Tools of Characterization
Character Analysis
(Click the relationships infographic to download.)
Actions
In a world in which you can't always say what you mean, actions become super important for determining people's character—and characterization. Take Darcy: he stops Bingley from proposing to Jane because he believes it to be a disadvantageous match, but remedies the situation as soon as he learns of Jane's true affection for Bingley. Even better, Darcy hunts down the runaway lovers, forces Wickham to marry Lydia, pays off their debts, and then gives credit for the whole affair to Mr. Gardiner. His actions reveal him to be an honorable, caring man.
Similarly, Wickham's actions show a lot about him. Seducing Lydia with no intention of marrying her? This guy is bad news.
Direct Characterization
We have seventy-five words for you:
Mr. Bennet was so odd a mixture of quick parts, sarcastic humour, reserve, and caprice, that the experience of three-and-twenty years had been insufficient to make his wife understand his character. Her mind was less difficult to develop. She was a woman of mean understanding, little information, and uncertain temper. When she was discontented, she fancied herself nervous. The business of her life was to get her daughters married; its solace was visiting and news. (1.34).
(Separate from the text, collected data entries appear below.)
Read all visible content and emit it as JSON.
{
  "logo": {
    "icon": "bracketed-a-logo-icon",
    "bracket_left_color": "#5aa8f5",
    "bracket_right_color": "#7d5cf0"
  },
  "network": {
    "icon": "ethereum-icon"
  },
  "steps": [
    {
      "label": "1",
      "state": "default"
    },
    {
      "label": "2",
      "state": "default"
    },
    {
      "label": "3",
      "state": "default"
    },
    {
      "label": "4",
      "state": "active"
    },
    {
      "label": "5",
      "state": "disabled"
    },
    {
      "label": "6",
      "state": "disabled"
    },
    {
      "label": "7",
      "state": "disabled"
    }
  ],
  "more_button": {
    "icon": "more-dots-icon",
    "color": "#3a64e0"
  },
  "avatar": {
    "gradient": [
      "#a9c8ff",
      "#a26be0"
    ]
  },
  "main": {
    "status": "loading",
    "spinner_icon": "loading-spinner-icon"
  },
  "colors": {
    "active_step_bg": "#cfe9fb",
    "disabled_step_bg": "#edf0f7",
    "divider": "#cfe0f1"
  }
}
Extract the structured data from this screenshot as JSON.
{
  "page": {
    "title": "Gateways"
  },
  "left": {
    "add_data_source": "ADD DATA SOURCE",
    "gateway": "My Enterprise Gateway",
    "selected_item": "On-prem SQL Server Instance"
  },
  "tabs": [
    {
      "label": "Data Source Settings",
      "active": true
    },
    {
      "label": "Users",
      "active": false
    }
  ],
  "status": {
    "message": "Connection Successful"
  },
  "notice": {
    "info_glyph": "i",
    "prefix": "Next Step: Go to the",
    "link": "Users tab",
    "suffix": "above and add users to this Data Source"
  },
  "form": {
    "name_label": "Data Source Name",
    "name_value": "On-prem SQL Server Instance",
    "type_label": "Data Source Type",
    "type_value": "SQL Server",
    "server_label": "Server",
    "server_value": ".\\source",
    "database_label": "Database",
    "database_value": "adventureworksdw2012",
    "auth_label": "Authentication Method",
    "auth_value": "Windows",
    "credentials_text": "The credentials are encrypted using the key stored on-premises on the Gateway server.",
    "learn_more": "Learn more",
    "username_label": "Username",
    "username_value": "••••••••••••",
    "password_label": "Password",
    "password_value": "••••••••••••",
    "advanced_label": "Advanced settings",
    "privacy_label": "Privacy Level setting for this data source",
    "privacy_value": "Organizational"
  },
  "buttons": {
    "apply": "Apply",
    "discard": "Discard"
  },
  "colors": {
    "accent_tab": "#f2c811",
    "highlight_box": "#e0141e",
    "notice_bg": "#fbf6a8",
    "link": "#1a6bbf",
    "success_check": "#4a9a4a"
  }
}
Well, then, there you have it. Austen practically wrote our character analysis for us.
Speech and Dialogue
Okay, it's true that we just totally said that characters are defined through direct description, but plenty of the characterization is done through dialogue. Almost every character in the novel gets to talk first and be summed up by the narrator later. Even the passage we quoted about the Bennets comes at the tail end of a long conversation:
"Oh! Single, my dear, to be sure! A single man of large fortune; four or five thousand a year. What a fine thing for our girls!"
"How so? How can it affect them?"
"My dear Mr. Bennet," replied his wife, "how can you be so tiresome! You must know that I am thinking of his marrying one of them."
"Is that his design in settling here?"
"Design! Nonsense, how can you talk so! But it is very likely that he may fall in love with one of them, and therefore you must visit him as soon as he comes."
"I see no occasion for that. You and the girls may go, or you may send them by themselves, which perhaps will be still better, for as you are as handsome as any of them, Mr. Bingley may like you the best of the party."
"My dear, you flatter me. I certainly have had my share of beauty, but I do not pretend to be anything extraordinary now. When a woman has five grown-up daughters, she ought to give over thinking of her own beauty." (14-20)
From just these few lines of dialogue, we learn that (1) Mrs. Bennet is vain and stupid, and (2) Mr. Bennet likes making fun of her without letting her in on the joke—which pretty much sums up their personalities and their relationship.